[Date Prev][Date Next] [Thread Prev][Thread Next] [Date Index] [Thread Index]

Re: Seg 11 in GCC



The manifestation of memory problems can easily be a function of usage
patterns.  If you change your usage, then a trouble-free process may
show error messages, or a problematic process may suddenly work.  That
does not remove the possibility of a memory problem.

Note that a bad simm may only show up bad if a particular pattern
happens to show up in certain of its bits.  Also note that there are
some (from a surface-perspective) non-deterministic interactions between
a machine's RAM, and its virtual memory system.  If you have a page in
RAM during one compile, and a page in swap during another, the error
could conceivably show up in the first, but not the second.

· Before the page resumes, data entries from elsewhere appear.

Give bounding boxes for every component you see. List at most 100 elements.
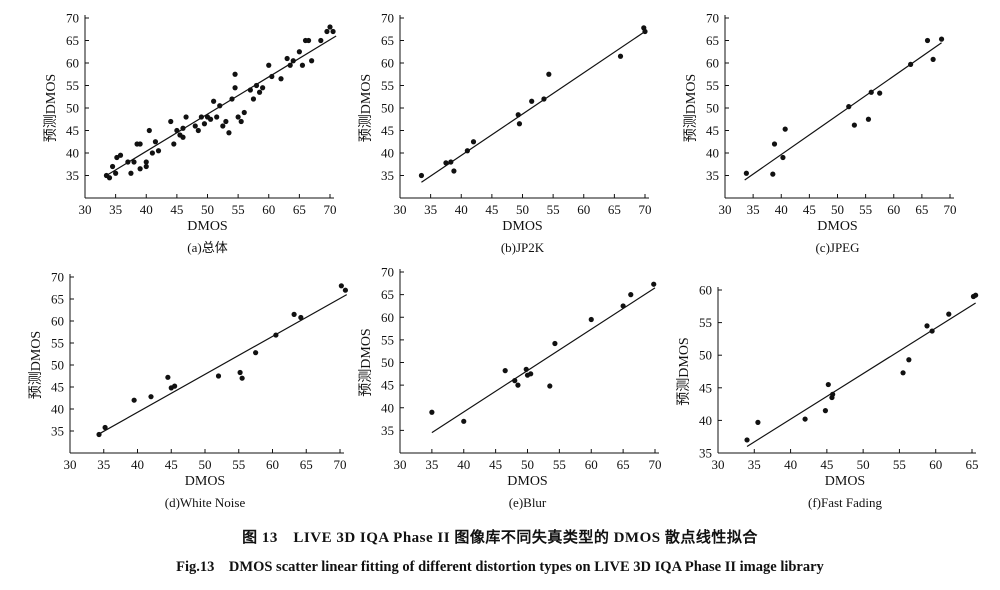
data-point	[269, 73, 275, 80]
data-point	[620, 303, 626, 309]
y-tick-label: 60	[706, 56, 719, 71]
y-tick-label: 65	[381, 287, 394, 302]
data-point	[165, 374, 171, 380]
data-point	[131, 397, 137, 403]
data-point	[512, 378, 518, 384]
panel-caption: (a)总体	[187, 240, 227, 255]
data-point	[771, 141, 778, 147]
data-point	[220, 123, 226, 129]
y-axis-title: 预测DMOS	[683, 74, 699, 142]
x-tick-label: 40	[131, 457, 144, 472]
data-point	[327, 24, 333, 30]
data-point	[846, 104, 852, 110]
panel-caption: (d)White Noise	[165, 495, 246, 510]
panel-caption: (b)JP2K	[501, 240, 545, 255]
x-tick-label: 50	[516, 202, 529, 217]
scatter-panel-6: 30 35 40 45 50 55 60 65354045505560DMOS预测DMOS(f…	[676, 283, 979, 511]
data-point	[253, 82, 260, 89]
data-point	[443, 160, 449, 166]
data-point	[929, 328, 935, 334]
y-axis-title: 预测DMOS	[43, 74, 59, 142]
data-point	[214, 114, 220, 120]
data-point	[223, 118, 229, 125]
data-point	[239, 375, 245, 381]
x-tick-label: 70	[649, 457, 662, 472]
scatter-panel-1: 30 35 40 45 50 55 60 65 70 35 40 45 50 55 60 65 70 DMOS 预测…	[43, 11, 337, 256]
data-point	[515, 112, 521, 118]
x-tick-label: 65	[293, 202, 306, 217]
data-point	[324, 28, 330, 35]
linear-fit-line	[746, 302, 976, 447]
data-point	[260, 85, 266, 91]
x-tick-label: 60	[577, 202, 590, 217]
x-tick-label: 65	[608, 202, 621, 217]
x-tick-label: 35	[747, 202, 760, 217]
data-point	[744, 437, 750, 443]
data-point	[152, 139, 159, 145]
y-tick-label: 55	[381, 332, 394, 347]
data-point	[299, 62, 306, 68]
x-tick-label: 65	[915, 202, 928, 217]
data-point	[232, 85, 238, 91]
x-tick-label: 55	[893, 457, 906, 472]
data-point	[547, 383, 553, 389]
x-tick-label: 65	[300, 457, 313, 472]
data-point	[180, 125, 186, 131]
figure-caption-english: Fig.13 DMOS scatter linear fitting of di…	[176, 559, 824, 575]
x-axis-title: DMOS	[502, 219, 542, 234]
x-tick-label: 30	[64, 457, 77, 472]
x-tick-label: 35	[424, 202, 437, 217]
y-tick-label: 60	[66, 56, 79, 71]
data-point	[241, 109, 247, 116]
y-tick-label: 60	[381, 310, 394, 325]
data-point	[515, 382, 521, 388]
x-tick-label: 55	[859, 202, 872, 217]
x-tick-label: 40	[457, 457, 470, 472]
x-axis-title: DMOS	[817, 219, 857, 234]
y-tick-label: 55	[381, 78, 394, 93]
data-point	[180, 134, 186, 140]
data-point	[183, 114, 189, 120]
data-point	[211, 98, 217, 104]
panel-caption: (f)Fast Fading	[808, 495, 883, 510]
data-point	[226, 130, 232, 136]
y-tick-label: 65	[381, 33, 394, 48]
data-point	[305, 37, 312, 44]
y-tick-label: 65	[51, 292, 64, 307]
y-tick-label: 60	[51, 314, 64, 329]
x-tick-label: 70	[944, 202, 957, 217]
data-point	[825, 381, 831, 388]
data-point	[238, 118, 244, 125]
y-tick-label: 70	[381, 11, 394, 26]
data-point	[207, 116, 214, 122]
scatter-panel-5: 30 35 40 45 50 55 60 65 70 35 40 45 50 55 60 65 70 DMOS 预测…	[358, 265, 662, 511]
data-point	[143, 159, 149, 165]
data-point	[908, 61, 914, 67]
data-point	[146, 127, 152, 134]
x-tick-label: 35	[109, 202, 122, 217]
x-tick-label: 50	[521, 457, 534, 472]
y-tick-label: 35	[699, 446, 712, 461]
y-tick-label: 40	[51, 402, 64, 417]
data-point	[617, 53, 624, 59]
y-tick-label: 35	[51, 424, 64, 439]
data-point	[330, 28, 336, 35]
y-tick-label: 40	[699, 413, 712, 428]
data-point	[342, 287, 348, 293]
data-point	[137, 141, 143, 147]
linear-fit-line	[100, 294, 348, 434]
panel-caption: (c)JPEG	[815, 240, 859, 255]
data-point	[418, 172, 425, 179]
y-tick-label: 40	[706, 146, 719, 161]
data-point	[877, 90, 883, 96]
x-tick-label: 60	[585, 457, 598, 472]
scatter-panel-4: 30 35 40 45 50 55 60 65 70 35 40 45 50 55 60 65 70 DMOS 预测…	[28, 270, 348, 510]
x-tick-label: 30	[719, 202, 732, 217]
data-point	[273, 332, 279, 338]
x-tick-label: 65	[966, 457, 979, 472]
data-point	[651, 281, 657, 287]
data-point	[309, 58, 315, 64]
y-tick-label: 45	[381, 378, 394, 393]
x-tick-label: 30	[394, 202, 407, 217]
data-point	[529, 98, 535, 104]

That's not to say that the signal 11 problem is definitely hardware -
I've seen no argument compelling enough to make me conclude 100% either
way, hardware or software.  Bad RAM does seem to be the stronger
hypothesis, IMO, tho.

Michael Alan Dorman wrote:
> 
> In message <[🔎] m0u2NcT-00063bC@mongo.pixar.com>, Bruce Perens writes:
> >From: Glenn Bily <gb2187@wcuvax1.wcu.edu>
> >> I have a hard time believing that RAM goes bad as much as you guys/gals
> >> claim. Nor do I really believe this would happen with modern machines.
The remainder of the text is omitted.